Today we have a special guest. On the spirit phone is Samuel J. Crumbine, a Kansas doctor and public health pioneer. He campaigned against the common drinking cup, invented the flyswatter, and ordered bricks telling us not to spit on the sidewalk.
Dr. Crumbine, welcome to the column.
Thanks, glad to be here. Actually, I’m glad to be anywhere, since I died in 1954. Where am I, exactly?
A better question might be “when” are you. The year is 2020. You’re piped into my home office on Constitution Street in Emporia, Kansas.
How does that work?
I’m not sure, but don’t hit the red button on your end.
Yes, I see it. What’s it do?
Nobody knows, but the plans Thomas Edison left behind for the spirit phone explicitly say not to touch the red button. … Now, doctor, you spent your early career practicing medicine in Dodge City when it was a rip-roaring cattle town.
Oh, those cowboys! Now, that will teach you something about how disease spreads.
In fact, you were the inspiration for Doc, the character played by Milburn Stone on the television series “Gunsmoke.”
Sorry, never saw it. But I didn’t like how the doctor was portrayed on the radio. Too dark. …
Dr. Crumbine, the reason you’ve been summoned is to discuss a more urgent matter.
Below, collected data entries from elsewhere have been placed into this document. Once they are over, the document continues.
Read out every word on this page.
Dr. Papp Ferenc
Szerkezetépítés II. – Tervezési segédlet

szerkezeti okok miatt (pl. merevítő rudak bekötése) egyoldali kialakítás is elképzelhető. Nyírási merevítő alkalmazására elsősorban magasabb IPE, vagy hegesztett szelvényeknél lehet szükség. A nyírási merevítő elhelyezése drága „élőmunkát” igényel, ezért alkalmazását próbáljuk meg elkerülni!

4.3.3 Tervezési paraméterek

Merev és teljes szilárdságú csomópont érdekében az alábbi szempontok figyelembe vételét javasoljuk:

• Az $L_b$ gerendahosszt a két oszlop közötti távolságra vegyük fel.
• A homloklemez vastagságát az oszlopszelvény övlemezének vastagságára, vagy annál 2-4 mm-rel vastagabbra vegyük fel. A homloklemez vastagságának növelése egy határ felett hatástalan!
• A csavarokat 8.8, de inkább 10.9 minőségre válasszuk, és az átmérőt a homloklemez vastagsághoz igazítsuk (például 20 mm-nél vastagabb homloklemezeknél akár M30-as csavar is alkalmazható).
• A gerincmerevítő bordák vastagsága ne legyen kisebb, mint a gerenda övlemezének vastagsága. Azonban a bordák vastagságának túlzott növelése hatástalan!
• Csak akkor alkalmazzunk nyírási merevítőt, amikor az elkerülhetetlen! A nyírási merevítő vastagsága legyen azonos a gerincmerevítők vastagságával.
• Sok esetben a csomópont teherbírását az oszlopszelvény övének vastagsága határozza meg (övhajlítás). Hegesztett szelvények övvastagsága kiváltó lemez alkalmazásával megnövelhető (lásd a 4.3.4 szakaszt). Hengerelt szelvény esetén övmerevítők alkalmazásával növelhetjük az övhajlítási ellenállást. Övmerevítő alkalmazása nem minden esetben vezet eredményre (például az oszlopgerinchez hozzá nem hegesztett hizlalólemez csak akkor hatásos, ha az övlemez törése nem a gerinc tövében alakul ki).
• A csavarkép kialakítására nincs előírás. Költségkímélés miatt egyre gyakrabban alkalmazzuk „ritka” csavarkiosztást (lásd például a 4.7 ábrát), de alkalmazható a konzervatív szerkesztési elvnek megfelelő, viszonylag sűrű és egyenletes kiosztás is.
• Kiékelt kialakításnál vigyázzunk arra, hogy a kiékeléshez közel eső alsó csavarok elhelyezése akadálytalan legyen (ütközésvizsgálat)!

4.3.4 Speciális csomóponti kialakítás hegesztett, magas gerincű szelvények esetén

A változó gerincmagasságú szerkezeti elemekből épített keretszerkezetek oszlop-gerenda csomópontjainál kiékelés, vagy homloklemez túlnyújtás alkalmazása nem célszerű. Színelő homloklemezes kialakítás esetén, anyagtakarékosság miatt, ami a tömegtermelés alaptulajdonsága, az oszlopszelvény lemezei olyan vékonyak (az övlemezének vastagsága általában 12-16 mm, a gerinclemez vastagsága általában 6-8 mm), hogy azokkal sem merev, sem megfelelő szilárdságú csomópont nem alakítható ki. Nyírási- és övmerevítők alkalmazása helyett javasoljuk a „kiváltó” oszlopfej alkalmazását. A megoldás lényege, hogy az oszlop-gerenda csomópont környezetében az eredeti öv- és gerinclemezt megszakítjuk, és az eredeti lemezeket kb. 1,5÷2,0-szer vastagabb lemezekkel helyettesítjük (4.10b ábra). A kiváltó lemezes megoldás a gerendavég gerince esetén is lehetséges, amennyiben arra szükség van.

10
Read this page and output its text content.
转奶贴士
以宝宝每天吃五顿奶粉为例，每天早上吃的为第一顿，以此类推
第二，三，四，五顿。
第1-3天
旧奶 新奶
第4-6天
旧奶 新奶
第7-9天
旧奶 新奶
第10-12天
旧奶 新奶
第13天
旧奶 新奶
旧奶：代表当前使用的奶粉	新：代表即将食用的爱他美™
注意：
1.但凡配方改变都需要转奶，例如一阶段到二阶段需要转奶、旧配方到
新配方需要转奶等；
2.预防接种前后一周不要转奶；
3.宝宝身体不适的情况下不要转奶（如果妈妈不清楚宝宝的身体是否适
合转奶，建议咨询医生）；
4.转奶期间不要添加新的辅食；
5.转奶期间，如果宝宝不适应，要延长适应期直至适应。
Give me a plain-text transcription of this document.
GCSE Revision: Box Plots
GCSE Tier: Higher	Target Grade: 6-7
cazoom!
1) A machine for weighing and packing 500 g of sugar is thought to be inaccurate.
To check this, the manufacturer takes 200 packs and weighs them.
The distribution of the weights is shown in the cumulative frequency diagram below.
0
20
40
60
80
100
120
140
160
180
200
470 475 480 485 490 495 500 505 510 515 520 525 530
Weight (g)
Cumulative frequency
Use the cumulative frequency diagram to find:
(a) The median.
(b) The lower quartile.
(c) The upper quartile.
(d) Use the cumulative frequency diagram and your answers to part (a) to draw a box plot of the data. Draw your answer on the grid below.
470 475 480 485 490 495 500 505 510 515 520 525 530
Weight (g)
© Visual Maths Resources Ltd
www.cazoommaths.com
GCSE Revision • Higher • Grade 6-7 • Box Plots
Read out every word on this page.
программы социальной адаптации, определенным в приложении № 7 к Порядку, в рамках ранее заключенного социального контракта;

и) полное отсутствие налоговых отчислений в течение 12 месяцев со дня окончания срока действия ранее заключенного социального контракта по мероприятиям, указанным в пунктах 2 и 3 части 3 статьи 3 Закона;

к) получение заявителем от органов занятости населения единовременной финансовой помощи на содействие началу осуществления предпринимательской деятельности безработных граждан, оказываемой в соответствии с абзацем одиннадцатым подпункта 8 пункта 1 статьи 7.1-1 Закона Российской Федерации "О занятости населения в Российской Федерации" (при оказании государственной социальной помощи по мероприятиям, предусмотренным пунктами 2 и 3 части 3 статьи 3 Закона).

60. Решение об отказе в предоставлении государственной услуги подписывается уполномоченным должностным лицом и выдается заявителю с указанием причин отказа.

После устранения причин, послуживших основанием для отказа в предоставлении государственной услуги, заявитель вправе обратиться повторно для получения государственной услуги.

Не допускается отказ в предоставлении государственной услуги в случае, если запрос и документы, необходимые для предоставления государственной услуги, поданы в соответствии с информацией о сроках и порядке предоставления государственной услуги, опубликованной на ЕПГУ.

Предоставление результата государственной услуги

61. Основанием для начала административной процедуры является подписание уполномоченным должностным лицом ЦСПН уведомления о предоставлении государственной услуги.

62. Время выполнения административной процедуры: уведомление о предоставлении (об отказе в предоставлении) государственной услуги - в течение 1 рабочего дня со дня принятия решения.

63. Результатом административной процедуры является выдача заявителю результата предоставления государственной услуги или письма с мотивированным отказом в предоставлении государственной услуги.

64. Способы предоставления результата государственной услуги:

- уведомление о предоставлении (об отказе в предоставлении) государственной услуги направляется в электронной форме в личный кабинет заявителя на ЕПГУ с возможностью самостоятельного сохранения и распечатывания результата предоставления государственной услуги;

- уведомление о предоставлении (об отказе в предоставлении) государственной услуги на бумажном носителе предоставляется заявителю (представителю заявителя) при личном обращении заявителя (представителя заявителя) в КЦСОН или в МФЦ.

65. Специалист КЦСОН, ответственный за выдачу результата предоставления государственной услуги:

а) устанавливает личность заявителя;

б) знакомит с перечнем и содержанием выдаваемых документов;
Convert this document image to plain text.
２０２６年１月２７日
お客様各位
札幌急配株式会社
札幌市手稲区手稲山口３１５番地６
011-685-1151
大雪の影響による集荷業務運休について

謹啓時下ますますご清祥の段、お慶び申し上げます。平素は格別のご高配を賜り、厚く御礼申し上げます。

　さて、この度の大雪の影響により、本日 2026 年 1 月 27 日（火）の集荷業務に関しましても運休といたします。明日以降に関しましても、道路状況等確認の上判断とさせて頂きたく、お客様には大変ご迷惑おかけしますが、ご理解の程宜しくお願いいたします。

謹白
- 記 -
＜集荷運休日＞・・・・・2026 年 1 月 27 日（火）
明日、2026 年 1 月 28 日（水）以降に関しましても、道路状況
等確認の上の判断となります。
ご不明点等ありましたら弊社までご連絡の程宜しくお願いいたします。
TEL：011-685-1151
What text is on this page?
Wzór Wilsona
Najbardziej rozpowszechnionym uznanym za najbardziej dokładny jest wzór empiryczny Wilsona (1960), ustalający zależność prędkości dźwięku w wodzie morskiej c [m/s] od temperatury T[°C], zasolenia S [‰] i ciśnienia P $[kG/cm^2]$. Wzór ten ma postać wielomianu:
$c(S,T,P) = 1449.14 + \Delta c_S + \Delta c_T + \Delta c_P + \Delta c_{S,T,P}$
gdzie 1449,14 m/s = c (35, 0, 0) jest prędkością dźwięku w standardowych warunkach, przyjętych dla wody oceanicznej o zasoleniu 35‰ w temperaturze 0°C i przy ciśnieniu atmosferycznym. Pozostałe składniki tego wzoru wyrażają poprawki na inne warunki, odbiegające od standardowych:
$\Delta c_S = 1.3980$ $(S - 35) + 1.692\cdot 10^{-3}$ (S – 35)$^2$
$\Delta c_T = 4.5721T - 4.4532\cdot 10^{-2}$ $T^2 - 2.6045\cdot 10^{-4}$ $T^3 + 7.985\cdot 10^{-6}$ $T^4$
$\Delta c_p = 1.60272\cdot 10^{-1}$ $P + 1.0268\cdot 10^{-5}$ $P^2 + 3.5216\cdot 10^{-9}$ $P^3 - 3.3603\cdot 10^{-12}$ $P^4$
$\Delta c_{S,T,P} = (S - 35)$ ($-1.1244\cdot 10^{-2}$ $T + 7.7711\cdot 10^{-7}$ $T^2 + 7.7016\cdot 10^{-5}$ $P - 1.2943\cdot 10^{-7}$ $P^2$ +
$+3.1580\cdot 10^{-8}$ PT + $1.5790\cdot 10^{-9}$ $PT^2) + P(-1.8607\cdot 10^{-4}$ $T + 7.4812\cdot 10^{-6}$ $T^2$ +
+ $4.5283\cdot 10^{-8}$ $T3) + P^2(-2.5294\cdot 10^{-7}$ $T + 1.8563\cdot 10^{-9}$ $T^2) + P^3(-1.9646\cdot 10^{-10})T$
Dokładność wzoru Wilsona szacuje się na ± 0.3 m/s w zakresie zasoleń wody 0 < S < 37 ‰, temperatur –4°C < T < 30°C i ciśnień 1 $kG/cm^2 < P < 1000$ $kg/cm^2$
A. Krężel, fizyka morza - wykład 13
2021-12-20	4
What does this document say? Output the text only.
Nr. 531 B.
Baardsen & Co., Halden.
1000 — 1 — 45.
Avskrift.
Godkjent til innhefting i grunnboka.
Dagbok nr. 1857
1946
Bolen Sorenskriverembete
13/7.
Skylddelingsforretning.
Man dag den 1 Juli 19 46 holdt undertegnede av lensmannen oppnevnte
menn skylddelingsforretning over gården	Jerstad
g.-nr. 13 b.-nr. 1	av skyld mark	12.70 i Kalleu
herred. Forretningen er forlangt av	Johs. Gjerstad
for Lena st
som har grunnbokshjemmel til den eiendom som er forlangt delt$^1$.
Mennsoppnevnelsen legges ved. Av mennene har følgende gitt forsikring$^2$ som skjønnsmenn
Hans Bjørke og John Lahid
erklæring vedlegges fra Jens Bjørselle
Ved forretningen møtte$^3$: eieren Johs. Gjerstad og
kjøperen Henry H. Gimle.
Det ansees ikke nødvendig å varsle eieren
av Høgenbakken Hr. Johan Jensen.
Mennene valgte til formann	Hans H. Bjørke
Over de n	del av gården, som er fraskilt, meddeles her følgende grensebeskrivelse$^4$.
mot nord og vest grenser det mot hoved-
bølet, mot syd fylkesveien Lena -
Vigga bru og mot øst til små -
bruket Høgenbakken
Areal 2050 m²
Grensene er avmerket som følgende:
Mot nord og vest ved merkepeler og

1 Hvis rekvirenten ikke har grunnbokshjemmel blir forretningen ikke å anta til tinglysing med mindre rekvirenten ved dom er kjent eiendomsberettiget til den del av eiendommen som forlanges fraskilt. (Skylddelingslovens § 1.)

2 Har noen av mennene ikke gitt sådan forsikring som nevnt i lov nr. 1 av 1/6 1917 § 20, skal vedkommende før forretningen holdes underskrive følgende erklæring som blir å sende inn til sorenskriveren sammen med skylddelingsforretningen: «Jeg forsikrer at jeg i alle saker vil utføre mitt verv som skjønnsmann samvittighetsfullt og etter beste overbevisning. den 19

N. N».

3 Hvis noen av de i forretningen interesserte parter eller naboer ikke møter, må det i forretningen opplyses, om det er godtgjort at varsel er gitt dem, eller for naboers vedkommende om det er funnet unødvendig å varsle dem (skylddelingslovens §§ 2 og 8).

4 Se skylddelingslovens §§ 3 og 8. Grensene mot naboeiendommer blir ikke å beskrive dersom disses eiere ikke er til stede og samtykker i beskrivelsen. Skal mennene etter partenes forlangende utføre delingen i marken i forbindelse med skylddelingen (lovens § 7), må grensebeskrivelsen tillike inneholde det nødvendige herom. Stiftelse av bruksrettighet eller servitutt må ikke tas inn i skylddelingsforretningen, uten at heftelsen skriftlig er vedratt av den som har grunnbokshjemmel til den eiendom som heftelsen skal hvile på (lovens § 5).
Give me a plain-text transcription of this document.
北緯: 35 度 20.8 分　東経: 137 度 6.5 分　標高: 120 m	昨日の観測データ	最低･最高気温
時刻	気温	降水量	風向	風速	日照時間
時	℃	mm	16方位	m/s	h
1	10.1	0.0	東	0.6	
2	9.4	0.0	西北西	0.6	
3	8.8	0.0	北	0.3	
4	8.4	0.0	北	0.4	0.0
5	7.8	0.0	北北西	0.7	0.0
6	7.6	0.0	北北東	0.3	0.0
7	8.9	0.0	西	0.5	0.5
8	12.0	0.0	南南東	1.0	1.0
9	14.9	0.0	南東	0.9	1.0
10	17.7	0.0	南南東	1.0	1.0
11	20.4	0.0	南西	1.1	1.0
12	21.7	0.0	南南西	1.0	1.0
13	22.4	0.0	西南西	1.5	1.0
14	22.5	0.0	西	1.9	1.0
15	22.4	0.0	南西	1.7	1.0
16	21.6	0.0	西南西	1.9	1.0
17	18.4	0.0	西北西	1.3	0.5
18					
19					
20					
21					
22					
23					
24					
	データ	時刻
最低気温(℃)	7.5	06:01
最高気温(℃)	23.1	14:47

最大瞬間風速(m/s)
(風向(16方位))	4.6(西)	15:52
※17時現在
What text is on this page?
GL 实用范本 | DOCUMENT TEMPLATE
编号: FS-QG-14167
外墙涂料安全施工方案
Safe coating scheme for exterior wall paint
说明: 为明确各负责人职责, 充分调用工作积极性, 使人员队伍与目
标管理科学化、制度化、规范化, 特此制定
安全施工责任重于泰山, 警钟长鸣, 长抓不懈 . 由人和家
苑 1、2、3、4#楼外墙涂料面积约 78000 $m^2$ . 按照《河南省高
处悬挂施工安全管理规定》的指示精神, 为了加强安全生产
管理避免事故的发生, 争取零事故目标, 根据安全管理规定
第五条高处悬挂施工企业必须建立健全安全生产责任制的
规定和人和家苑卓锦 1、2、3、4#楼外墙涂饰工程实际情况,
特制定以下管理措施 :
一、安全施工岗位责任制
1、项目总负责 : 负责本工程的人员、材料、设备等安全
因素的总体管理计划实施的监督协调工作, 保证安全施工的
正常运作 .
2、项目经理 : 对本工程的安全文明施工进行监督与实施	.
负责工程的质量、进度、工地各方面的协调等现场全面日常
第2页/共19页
Kansas again finds itself in the grip of a killer virus, part of a global pandemic like the one you saw in 1918 when you were the chief of the Kansas State Board of Health. This one is a little different — it doesn’t target mostly young people, like last time — but the trajectory of the epidemic has been disturbingly similar to that of a century ago.
How can I help?
Give us some insight into how, as the state’s chief medical officer, you dealt with it.
(Whistles). How much time do you have?